I never chose to be strong. It was expected, passed down like a silent rule: show up, hold it down, and never fall apart – no matter how bad it gets.
This expectation followed me everywhere. In church pews where suffering was spiritualised. In school where I was told to “try harder.” In my family, where women didn’t cry but coped. The unspoken belief was this: if you break, you’ve failed the legacy. What happens, though, when strength is just untreated pain dressed up as pride and meant to gaslight us into being just another tool for capitalism and white supremacy?
The “strong Black woman” stereotype isn’t empowerment. It’s a trap. It tells us to endure anything, ask for nothing, and expect no rescue. It’s the reason so many of us suffer in silence. I did. For years, I carried depression no one saw – because I never let them. That was my job, to keep going as the sister, the daughter, and the friend everyone could count on for everything. I broke inside, and no one noticed. I didn’t notice.
The History of the Lie
What so many don’t know is that this myth didn’t start with us; it was built on slavery. The Black and African woman was the one who worked the fields, cared for the children, absorbed violence, and asked for nothing. She was the mammy, the mule, the backbone. She wasn’t allowed softness nor a shred of femininity. That legacy didn’t die with abolition or the end of colonisation but instead simply evolved and transformed itself right before our eyes.
Michele Wallace dissected this same phenomenon in Black Macho and the Myth of the Superwoman, showing how even movements that claimed to fight for our freedom such The Black Panther Movement often reduced Black women to supporters – never leaders, never thinkers, always caretakers. The “Superwoman” had no needs. She had one job: to hold everything together, especially the Black man. And if she couldn’t? She was the problem.

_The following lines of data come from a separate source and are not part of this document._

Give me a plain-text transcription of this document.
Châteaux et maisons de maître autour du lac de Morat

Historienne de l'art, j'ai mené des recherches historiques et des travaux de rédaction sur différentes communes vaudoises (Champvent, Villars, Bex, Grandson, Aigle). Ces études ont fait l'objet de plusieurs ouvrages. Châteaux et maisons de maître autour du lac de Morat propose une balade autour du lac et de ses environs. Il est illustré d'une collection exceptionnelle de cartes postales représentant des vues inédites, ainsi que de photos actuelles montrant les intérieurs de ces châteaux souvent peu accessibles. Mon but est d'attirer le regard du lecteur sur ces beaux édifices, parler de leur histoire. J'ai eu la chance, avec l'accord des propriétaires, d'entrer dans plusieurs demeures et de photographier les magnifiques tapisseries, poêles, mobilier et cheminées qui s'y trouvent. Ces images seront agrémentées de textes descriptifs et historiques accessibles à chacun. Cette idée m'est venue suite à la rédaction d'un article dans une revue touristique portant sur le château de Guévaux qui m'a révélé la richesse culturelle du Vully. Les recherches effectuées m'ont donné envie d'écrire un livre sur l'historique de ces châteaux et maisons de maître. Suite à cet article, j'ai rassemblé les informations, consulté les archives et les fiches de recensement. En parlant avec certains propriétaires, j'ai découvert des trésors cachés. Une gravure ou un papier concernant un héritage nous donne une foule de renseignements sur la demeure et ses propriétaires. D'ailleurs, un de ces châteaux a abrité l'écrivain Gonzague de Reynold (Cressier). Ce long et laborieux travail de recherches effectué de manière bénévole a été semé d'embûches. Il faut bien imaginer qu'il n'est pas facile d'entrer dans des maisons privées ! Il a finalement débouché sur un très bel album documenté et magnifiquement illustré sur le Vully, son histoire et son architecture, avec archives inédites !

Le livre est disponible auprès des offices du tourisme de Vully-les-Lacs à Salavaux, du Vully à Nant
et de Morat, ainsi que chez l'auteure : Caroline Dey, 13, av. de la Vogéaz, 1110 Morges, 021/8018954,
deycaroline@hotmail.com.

Kimberlé Crenshaw’s theory of intersectionality explains this erasure as well. Black women live at the intersection of racism and sexism, with the wider world – systems, institutions, even our own communities – often only seeing one piece of that, leaving us out of both conversations. Feminism doesn’t see our race just as racial justice doesn’t see our gender, so we’re forced to carry everything and feel grateful for the burden.
The Cost of This Strength
We pay for it with our bodies. Black women are more likely to suffer from stress-related illnesses: high blood pressure, cancer, diabetes, anxiety, depression. Yet ironically, people are less likely to believe us when we say we’re unwell. Why? Because we’re “strong” and “can handle it.” Doctors ignore our pain. Employers overlook our burnout. Churches preach endurance, not healing.
Even in our own families, there’s little space to say: I’m tired. I need help. Vulnerability is mistaken for weakness, but it’s not. It’s a basic human need, one we’ve been denied for too long.
This stereotype has made mental health taboo as well. I was deep in a years-long relationship with depression before I ever named it, which would’ve meant admitting I couldn’t push through everything and that I wasn’t unbreakable. Naming it was the first real act of strength I ever displayed.
Rejecting the Role
This younger generation of Black women is waking up, many of us rejecting the “strong Black woman” label outright. We’re choosing rest, softness, therapy, and boundaries – realising that being constantly needed is not the same as being loved.
The rise of the “soft life” movement isn’t about avoiding responsibility; it’s about refusing martyrdom and instead saying “I deserve care too.” I, likewise, want peace rather than survival by force. I want to live fully, not function silently. We’re done performing resilience and suffering alone.
Let me be clear: strength isn’t the enemy. When it’s the only thing you’re allowed to be, though, it can trap you in a lifelong prison.
The Way Forward
We don’t need more strong Black women. We need free ones. Women who can rest, cry, fail, ask for help, and still be seen as whole. Women who can be brilliant and broken, soft and serious, healing and holy, all at once.
I’m done proving I can take it all, which was never the goal.
The goal is to be human and enjoy stillness, guilt free.